Talk of a new convention center may have been years in the making, but the centerpiece of the $1.3 billion Convention Center district enhancement project (which includes a four Diamond Headquarters Hotel, spa, and slew of restaurants and retail spaces) will debut with a bang in 2023. This is just a hint of the new happenings on the horizon. “Greater Fort Lauderdale has evolved from a spring break haven to a sophisticated, upscale tourism destination,” said Amaury Piedra, chairman of the Broward County Tourism Coalition Committee and general manager of the Pier Sixty-Six Hotel & Marina. “Renovating and expanding the Convention Center is another key building block in our growth as a world-class community.”

We’re heralding a revival period of Broward County’s iconic sports venues. Greater Fort Lauderdale alone is home to more than 300 sports venues, from aquatic complexes in Coral Springs and Plantation to soccer fields and sheets of ice where the pros play (BB&T Center, we’re looking at you). This year marks the milestone 25th anniversary season for the Florida Panthers, which, as Panthers President & CEO Matthew Caldwell says, is “about celebrating Panthers history with our loyal fans, paying tribute to our community and charting a course for the next 25 years of Panthers hockey in South Florida.” As part of the festivities, alumni like Billy Lindsay, Ed Jovanovski, Stephen Weiss, Olli Jokinen will mix and mingle with fans at some of the “Legacy Saturdays” home games.

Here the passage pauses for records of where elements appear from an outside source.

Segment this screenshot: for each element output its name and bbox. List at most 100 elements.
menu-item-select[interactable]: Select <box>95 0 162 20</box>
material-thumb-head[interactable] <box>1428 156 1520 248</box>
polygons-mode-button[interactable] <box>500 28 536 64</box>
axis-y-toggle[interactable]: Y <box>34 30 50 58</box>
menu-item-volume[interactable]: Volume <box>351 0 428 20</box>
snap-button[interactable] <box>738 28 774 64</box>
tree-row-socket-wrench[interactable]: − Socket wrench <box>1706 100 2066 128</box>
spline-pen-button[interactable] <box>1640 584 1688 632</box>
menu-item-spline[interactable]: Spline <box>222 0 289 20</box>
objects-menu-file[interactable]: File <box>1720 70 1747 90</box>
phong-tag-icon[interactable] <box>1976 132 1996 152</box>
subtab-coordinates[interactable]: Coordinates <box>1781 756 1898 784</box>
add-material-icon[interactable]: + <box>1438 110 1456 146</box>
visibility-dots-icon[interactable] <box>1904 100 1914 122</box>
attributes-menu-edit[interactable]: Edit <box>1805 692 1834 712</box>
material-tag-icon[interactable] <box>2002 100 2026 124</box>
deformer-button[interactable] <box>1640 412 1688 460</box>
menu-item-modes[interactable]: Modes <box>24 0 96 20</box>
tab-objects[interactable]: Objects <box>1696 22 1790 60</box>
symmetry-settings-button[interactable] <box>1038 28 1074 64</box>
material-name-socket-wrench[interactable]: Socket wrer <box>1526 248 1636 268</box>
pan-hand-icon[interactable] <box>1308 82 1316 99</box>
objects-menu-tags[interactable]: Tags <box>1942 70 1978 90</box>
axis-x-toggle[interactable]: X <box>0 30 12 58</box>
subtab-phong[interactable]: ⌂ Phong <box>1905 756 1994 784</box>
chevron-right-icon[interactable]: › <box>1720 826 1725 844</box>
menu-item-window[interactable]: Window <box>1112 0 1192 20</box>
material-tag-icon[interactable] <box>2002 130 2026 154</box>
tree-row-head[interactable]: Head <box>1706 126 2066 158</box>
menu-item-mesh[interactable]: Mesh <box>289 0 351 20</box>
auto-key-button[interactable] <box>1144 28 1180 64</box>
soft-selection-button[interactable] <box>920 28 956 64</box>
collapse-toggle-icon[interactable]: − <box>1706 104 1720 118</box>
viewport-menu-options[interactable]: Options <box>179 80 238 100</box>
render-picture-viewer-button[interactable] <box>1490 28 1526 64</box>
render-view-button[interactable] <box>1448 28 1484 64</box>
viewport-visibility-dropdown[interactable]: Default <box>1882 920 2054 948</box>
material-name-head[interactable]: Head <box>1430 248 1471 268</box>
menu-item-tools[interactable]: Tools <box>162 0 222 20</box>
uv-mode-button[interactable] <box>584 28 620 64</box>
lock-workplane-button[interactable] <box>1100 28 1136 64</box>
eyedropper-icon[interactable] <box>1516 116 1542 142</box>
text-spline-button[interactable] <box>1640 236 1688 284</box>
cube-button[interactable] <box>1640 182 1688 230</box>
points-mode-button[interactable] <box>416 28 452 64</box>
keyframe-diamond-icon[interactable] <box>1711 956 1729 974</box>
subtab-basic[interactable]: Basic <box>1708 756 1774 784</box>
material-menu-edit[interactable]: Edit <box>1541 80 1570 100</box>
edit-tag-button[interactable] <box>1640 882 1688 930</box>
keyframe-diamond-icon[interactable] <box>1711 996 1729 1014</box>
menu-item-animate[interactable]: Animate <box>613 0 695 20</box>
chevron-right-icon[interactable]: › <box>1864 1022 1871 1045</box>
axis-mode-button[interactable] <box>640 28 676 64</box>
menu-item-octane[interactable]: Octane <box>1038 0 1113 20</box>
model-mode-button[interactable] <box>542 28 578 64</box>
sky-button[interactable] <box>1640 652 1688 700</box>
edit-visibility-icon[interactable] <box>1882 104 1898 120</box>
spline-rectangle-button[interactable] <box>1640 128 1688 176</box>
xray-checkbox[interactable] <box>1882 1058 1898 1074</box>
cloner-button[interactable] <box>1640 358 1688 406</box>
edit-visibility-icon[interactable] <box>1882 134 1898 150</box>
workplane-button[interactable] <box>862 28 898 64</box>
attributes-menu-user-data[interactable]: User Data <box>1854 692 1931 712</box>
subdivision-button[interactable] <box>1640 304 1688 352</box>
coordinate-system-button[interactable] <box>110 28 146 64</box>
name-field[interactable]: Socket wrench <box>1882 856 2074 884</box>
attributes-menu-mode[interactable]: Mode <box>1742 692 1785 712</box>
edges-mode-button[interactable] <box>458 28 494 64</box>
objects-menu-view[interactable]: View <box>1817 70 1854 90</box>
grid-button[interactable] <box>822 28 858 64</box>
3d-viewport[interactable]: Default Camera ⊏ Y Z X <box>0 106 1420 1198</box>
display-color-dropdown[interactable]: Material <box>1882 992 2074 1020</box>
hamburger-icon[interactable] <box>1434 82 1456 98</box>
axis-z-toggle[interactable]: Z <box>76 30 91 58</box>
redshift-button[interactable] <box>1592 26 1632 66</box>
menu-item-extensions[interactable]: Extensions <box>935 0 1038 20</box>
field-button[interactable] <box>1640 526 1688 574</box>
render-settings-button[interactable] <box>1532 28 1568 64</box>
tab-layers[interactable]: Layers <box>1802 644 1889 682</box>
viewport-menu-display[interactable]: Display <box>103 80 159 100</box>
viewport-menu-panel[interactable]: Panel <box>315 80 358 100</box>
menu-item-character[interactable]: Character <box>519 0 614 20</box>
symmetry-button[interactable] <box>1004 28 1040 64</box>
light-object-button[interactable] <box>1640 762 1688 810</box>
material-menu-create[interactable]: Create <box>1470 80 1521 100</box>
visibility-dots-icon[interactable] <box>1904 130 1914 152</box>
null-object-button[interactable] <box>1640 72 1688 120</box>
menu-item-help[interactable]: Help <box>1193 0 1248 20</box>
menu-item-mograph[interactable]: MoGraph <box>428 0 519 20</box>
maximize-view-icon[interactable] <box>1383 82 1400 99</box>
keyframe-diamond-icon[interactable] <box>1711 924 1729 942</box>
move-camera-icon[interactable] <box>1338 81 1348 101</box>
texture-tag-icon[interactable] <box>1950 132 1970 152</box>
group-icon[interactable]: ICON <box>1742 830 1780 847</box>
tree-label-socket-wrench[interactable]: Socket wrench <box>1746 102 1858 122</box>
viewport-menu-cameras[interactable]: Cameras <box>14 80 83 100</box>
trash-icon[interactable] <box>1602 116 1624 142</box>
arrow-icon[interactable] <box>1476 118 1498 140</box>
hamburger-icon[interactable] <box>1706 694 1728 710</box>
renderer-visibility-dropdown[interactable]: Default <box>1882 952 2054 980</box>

Broward County already brings more than 300 sporting events a year, including the Kreul Classic, the country's largest televised high school basketball tournament; the Masters-level Florida Lacrosse Classic; and the A1A Marathon, a 26.2-mile course through South Florida where the ocean serves as the finish line marker. Now, you can except even more top-notch events when the 64-acre Lockhart stadium launches its inaugural season in Major League Soccer (MLS) in March 2020, reopening following a $60 million renovation plan funded by Inter Miami CF.

As part of the 50-year agreement, David Beckham’s group will construct a new, 18,000-seat stadium, training facility, soccer fields, playground, and public running and walking trails. “Fort Lauderdale acted quickly and decisively to secure this arrangement that moves our city to the next level as a quality place to live,” said City of Fort Lauderdale mayor, Dean J. Trantalis. “Together we greatly expand soccer opportunities for our youth and obtain a signature public park while also gaining an important role in the future of professional soccer in America.”

A $27 million remake of the International Swimming Hall of Fame pool complex is also underway. Part of what Trantalis calls a “game-changing project that will redefine the beach for the next generation,” the complex, which originally opened in 1965 on a 5-acre, manmade peninsula, will feature revamped grandstands and pools, in addition to a new dive well and dive platform. Over the years, 10 world records have been set at the Hall of Fame, and with this much-needed facelift, the venue will surely rise to the top once again, attracting some of the country’s best swimmers when it reopens in October 2020. 

The Florida Panthers organization is also privately financing a restoration project for Fort Lauderdale’s historic, Art Deco-style War Memorial Auditorium, adding two indoor ice rinks and a concert venue hosting up to 3,000. "The War Memorial Auditorium stands as a tribute to the individuals who have served our great country, including Medal of Honor recipient and Fort Lauderdale's own Alexander "Sandy" Nininger, a graduate of West Point class of 1941, and is a landmark central to the identity and history of our community,” explained Florida Panthers owner and governor, Vincent J. Viola, in an article on FloridaPanthers.com.

As these much-anticipated projects debut over the next year, they’ll help ensure Broward remains on top as one of the state—and country’s—premier sporting locales.